Eurovision 2024: la partita di Malmö

7 Maggio 2024 di Paolo Morati

Se la memoria non ci inganna il primo Eurovision Song Contest che abbiamo seguito, in piena pre-adolescenza, fu quello del 1983. Si tenne a Monaco di Baviera con in gara Riccardo Fogli, classificatosi all’undicesimo posto. Il brano era Per Lucia. Scoperto per caso scanalando il sabato sera sul televisore a colori appena sbarcato in casa, da lì non ce ne siamo persi uno, anche negli anni di assenza italiana, A 41 stagioni (sigh) di distanza entriamo oggi nella settimana decisiva dell’edizione numero 68 che si svolge Malmö, in Svezia. Aperta parentesi: quando eravamo ragazzini per noi il Malmö (anzi il ‘Malmoe’, come ci piaceva chiamarlo) era la squadra di calcio che aveva perso la finale di Coppa dei Campioni contro il Nottingham Forest nel 1979. Finale vista in gita di classe con i compagni delle elementari. Chiusa parentesi. Riaperta parentesi: meglio o peggio del millesimo PSG-Real di cui già il giorno dopo non ci ricordiamo?

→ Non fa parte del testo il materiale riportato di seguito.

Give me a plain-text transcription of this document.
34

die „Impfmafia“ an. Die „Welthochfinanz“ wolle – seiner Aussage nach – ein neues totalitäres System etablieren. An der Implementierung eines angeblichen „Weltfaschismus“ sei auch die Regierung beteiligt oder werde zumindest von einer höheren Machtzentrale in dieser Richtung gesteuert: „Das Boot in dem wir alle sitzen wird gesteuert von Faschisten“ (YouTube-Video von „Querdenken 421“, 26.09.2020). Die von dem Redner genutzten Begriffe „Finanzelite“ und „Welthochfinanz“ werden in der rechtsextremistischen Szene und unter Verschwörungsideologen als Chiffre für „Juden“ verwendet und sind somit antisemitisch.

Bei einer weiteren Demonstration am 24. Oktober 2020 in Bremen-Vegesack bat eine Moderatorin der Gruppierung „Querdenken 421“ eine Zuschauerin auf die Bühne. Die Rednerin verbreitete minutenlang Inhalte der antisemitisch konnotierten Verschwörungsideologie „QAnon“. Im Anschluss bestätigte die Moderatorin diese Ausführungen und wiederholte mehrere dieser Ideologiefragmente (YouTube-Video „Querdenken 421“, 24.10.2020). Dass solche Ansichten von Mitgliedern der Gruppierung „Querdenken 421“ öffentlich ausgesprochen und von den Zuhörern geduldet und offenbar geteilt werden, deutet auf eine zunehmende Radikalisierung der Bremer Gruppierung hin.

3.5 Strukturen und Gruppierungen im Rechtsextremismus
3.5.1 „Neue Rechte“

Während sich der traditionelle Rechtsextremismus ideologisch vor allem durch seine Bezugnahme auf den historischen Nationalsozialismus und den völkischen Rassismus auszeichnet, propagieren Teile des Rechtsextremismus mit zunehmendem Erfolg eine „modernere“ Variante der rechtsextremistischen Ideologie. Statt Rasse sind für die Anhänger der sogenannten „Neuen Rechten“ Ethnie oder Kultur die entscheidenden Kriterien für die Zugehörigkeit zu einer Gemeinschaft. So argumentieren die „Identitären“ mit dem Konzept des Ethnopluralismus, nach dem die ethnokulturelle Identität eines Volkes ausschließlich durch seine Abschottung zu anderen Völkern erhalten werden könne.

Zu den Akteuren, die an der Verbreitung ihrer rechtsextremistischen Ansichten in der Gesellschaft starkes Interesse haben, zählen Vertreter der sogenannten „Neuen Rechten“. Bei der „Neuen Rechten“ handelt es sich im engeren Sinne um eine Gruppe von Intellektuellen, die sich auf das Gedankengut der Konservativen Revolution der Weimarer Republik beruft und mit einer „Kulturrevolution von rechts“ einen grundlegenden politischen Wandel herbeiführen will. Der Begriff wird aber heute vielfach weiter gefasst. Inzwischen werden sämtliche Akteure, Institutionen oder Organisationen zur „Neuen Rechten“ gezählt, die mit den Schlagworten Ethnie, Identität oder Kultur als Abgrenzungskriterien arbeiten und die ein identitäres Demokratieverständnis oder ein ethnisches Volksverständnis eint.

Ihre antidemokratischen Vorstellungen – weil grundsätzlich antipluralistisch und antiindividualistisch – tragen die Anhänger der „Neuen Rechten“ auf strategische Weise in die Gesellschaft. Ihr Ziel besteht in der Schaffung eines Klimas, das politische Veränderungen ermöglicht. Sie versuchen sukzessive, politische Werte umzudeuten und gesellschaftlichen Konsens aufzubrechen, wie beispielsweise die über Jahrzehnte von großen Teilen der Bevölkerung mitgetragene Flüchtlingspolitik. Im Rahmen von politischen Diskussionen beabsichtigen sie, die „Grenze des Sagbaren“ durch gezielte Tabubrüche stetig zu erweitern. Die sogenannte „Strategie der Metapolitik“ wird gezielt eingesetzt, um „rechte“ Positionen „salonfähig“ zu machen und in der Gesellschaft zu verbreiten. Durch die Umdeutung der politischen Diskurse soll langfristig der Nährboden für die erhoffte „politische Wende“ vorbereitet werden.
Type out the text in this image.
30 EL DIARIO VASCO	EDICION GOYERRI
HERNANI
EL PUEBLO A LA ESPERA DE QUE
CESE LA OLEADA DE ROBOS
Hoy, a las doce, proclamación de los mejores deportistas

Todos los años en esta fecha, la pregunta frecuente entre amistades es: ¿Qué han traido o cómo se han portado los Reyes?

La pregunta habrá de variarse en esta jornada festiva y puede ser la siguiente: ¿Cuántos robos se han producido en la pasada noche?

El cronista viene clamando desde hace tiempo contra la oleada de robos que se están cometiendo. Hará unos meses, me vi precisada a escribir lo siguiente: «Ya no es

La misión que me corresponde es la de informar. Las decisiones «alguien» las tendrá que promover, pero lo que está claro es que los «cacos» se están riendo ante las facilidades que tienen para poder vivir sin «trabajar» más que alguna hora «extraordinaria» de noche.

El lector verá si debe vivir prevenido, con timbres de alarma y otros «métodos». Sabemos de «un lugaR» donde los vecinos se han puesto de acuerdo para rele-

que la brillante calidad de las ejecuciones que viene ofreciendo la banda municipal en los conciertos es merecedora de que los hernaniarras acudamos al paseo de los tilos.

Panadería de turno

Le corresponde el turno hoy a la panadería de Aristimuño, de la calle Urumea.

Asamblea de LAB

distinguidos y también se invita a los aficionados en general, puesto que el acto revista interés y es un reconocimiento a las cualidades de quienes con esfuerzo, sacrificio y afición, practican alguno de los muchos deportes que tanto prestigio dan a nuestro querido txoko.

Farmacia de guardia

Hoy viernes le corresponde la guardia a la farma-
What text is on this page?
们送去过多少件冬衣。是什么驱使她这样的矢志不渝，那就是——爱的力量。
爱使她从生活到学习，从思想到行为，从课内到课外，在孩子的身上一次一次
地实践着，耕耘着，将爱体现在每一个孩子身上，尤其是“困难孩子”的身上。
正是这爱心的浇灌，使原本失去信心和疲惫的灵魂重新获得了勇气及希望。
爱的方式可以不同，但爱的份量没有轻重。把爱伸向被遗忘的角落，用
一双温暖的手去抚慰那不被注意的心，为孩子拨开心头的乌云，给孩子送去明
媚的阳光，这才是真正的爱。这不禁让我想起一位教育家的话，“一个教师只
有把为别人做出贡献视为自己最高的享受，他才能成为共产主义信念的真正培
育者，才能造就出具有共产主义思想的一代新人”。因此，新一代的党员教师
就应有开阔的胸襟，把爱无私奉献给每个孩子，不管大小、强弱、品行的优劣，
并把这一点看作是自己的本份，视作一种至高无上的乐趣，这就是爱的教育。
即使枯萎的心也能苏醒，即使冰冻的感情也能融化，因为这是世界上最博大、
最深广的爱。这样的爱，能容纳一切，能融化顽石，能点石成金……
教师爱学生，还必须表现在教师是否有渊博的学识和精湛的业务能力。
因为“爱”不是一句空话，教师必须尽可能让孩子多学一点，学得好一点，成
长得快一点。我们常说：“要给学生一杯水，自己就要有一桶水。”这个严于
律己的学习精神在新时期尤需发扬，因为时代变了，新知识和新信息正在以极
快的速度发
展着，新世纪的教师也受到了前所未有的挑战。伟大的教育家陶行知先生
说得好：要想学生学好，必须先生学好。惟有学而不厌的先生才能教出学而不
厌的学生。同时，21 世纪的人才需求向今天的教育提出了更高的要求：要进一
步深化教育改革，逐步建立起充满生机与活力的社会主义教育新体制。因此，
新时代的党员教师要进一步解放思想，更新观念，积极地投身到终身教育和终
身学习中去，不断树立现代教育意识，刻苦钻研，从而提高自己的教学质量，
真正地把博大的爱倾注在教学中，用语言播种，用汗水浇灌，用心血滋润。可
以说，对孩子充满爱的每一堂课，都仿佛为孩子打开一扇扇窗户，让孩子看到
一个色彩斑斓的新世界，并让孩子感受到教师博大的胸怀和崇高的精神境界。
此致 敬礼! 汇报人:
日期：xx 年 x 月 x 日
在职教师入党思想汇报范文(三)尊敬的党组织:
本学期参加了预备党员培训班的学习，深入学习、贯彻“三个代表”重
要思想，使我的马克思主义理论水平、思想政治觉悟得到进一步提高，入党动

Dicevamo che oggi, con la prima semifinale, si apre la gara canora che assegna il microfono di cristallo (tre le vittorie italiane) e che vede La noia di Angelina Mango tra le canzoni favorite, almeno stando alle quote dei bookmaker. Manifestazione blindata, considerate anche le polemiche sulla partecipazione di Israele (vietate le bandiere palestinesi), e ospitata in Svezia dopo l’ennesima vittoria degli scandinavi, con Tattoo di Loreen sospinta dalle giurie ai danni del trionfatore del televoto, il finlandese Käärijä e la sua Cha Cha Cha. Con tanto di fischi. Una situazione che potrebbe ripetersi anche quest’anno, con protagonisti ad esempio il croato Baby Lasagna (Rim Tim Tagi Dim) o lo svizzero Nemo (The Code), in una situazione di pronostici a dire il vero ancora piuttosto fluida e dove conteranno gli elementi scenografici ma anche il timing dell’esibizione.

A questo proposito, altre polemiche sono state innescate dai cambi di regolamento che ora consentono di televotare fin dall’apertura della finale (come accade a Sanremo) quindi anche senza teoricamente aver ascoltato i brani o viste le esibizioni già dalle semifinali. Una,modifica, hanno fatto notare i più critici, arrivata guarda caso proprio l’anno in cui la Svezia è stata estratta come prima a cantare. Svezia tra l’altro odiata da molti seguaci della manifestazione per avere in mano ormai da tempo i fili dell’organizzazione con conseguenti accuse di godere di favoritismi. Del resto l’Eurovision Song Contest, con buona pace di Toto Cutugno che nel 1990 lo vinse intonando Insieme 1992, è una gara che da un lato promuove la cosiddetta unione tra popoli (United by Music lo slogan permanente) ma dall’altro evidenzia i legami fra alcuni di loro così come le rivalità geopolitiche. E questo ancor più dopo l’allargamento via via sempre maggiore dei partecipanti che quest’anno sono 37. Con ritorno del Lussemburgo e uscita tra le altre di Bulgaria, Romania e Slovacchia, per lo più per ragioni economiche.

In tutto questo l’Italia ha quasi sempre goduto di un’ottima accoglienza, in particolare dopo il ritorno in gara avvenuto nel 2011 (secondo posto di Raphael Gualazzi). Forse perché abbiamo buoni rapporti con tutti ma anche perché di norma portiamo un prodotto dignitoso che non strizza l’occhio a un pubblico particolare, evitando baracconate varie. Poi per vincere di nuovo sono serviti i Måneskin, con un genere non certamente considerato ‘all’italiana’, ma sarà interessante vedere cosa accadrà quest’anno con Angelina Mango che già dalle prime prove sembra – stando a chi le ha viste – portare un’esibizione de La noia capace di lasciare il segno. Vincitrice? Difficile. Top5? Probabile.